ICCV19-Paper-Review

Summaries of ICCV 2019 papers.

Fine-Grained Segmentation Networks: Self-Supervised Segmentation for Improved Long-Term Visual Localization

In computer vision, image segmentation is the process of partitioning a digital image into multiple segments . The goal of segmentation is to simplify and/or change the representation of an image into something that is more meaningful and easier to analyze. Visual localization is the problem of estimating the 6 Degree-of-Freedom (DoF) camera pose from which a given image was taken relative to a reference scene representation.

Traditional Method and problems with it:

Semantic Segmentation:

Semantic segmentation is the task of assigning a class label to each pixel in an input image. Mostly CNN are used and are trained in fully supervised fashion.However, obtaining a large amount of densely labeled images is very time-consuming and expensive . As a result, approaches based on weaker forms of annotations have been developed. CNNs for semantic segmentation typically only perform well under varying conditions if these conditions are reflected in the training set. Yet, creating pixel-level annotations for large image sets is a time consuming task.

(Semantic) Visual Localization :

It is done by using a 3D scene model constructed from a set of database images via Structure-from Motion.Thus approach establish a set of 2D-3D correspondences between a query image and the model. There is another machine learning based approaches either replace the 2D-3D matching stage through scene coordinate regression. The former type of methods achieves state-of-the-art localization accuracy in smallscale scenes , but do not seem to easily scale to larger scenes.

In this paper a new neural network is proposed, the Fine-Grained Segmentation Network (FGSN), that can be used to provide image segmentations with a larger number of labels and can be trained in a self-supervised fashion and then after integrating the fine-grained segmentation produced by FSGNs we get substantial improvment in visual localization algorithm.

Fine-Grained Segmentation Networks (FGNs):

The Fine-Grained Segmentation Network (FGSN) has the same structure as a standard CNN used for semantic segmentation, but instead of being trained on a set of manually created labels, labels are created in a self-supervised manner.During training, at certain intervals, features are extracted from the images in the training set and clustered using k-means clustering. In this we use a set of 2D-2D point correspondences during training to ensure that the predictions are stable under seasonal changes and viewpoint variations, method we use for label creation is based on k-means clustering.

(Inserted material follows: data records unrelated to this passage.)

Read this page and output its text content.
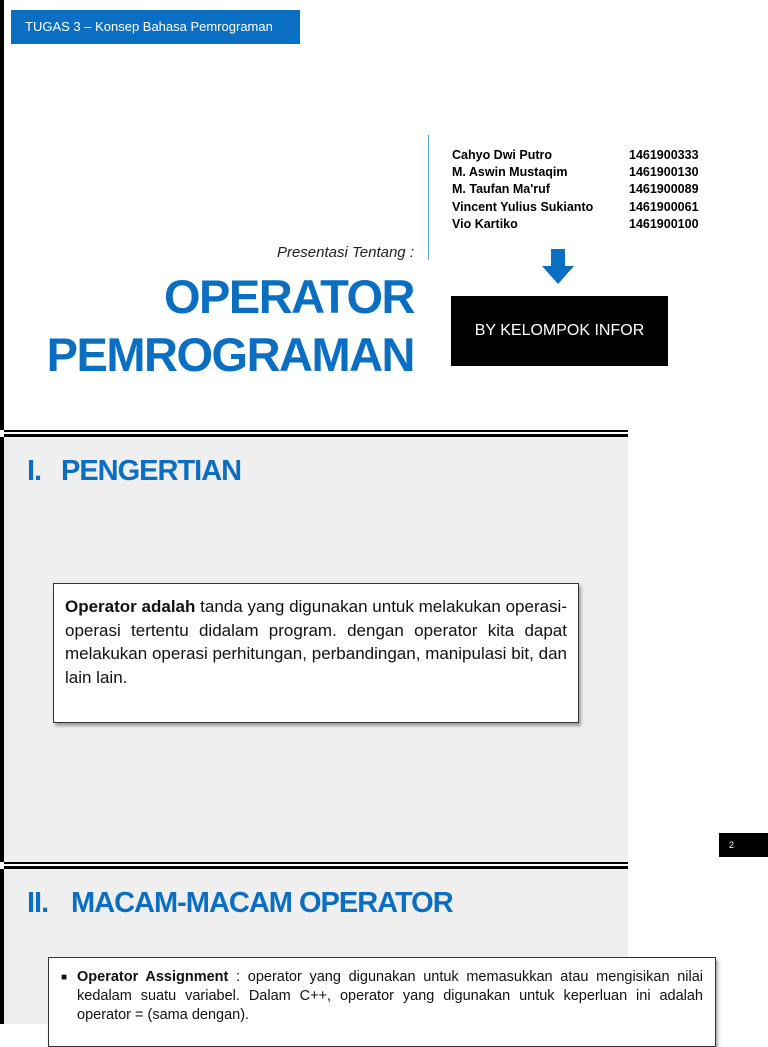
TUGAS 3 – Konsep Bahasa Pemrograman
Presentasi Tentang :
OPERATOR
PEMROGRAMAN
Cahyo Dwi Putro	1461900333
M. Aswin Mustaqim	1461900130
M. Taufan Ma'ruf	1461900089
Vincent Yulius Sukianto	1461900061
Vio Kartiko	1461900100
BY KELOMPOK INFOR
I. PENGERTIAN
Operator adalah tanda yang digunakan untuk melakukan operasi-operasi tertentu didalam program. dengan operator kita dapat melakukan operasi perhitungan, perbandingan, manipulasi bit, dan lain lain.
2
II. MACAM-MACAM OPERATOR
■ Operator Assignment : operator yang digunakan untuk memasukkan atau mengisikan nilai kedalam suatu variabel. Dalam C++, operator yang digunakan untuk keperluan ini adalah operator = (sama dengan).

Segmantic Visual Localization using FSN:

In this we use fine semantic segmantations from FSN to get substantial improvment in visual localization algorithm.

Simple Semantic Match Consistency (SSMC):

The first approach is a simple-to-implement match consistency filter used as a baseline method . Given a set of 2D-3D matches between features in a query image and 3D points in a Structure-from-Motion (SfM) point cloud, SSMC uses semantics to filter out inconsistent matches.

Geometric-Semantic Match Consistency (GSMC):

The projections are used to measure a semantic consistency score for the pose by counting the number of points projecting into a query image region with the same label as the point.While performing significantly better than SSMC, GSMC makes additional assumptions and is computationally less efficient

Particle Filter-based Semantic Localization (PFSL):

In this approach, localization is approached as a filtering problem where we, in addition to a sequence of camera images, also have access to noisy odometry information. Both these sources are combined in a particle filter to sequentially estimate the pose of the camera by letting each particle describe a possible camera pose.

Evaluation measures:

We are doing evalution based on this table:

Conclusion

  1. We present a novel type of segmentation network, the Fine-Grained Segmentation Network (FGSN), that outputs dense segmentation maps based on cluster indices.This removes the need for human-defined classes.

  2. FGSNs allow us to create finer segmentations with more classes. We show that this has a positive impact on semantic visual localization algorithm.

  3. We perform detailed experiments to investigate the impact the number of clusters has on multiple visual localization algorithms. In addition, we compare two types of weight initializations, using networks pre-trained for semantic segmentation and image classification, respectively.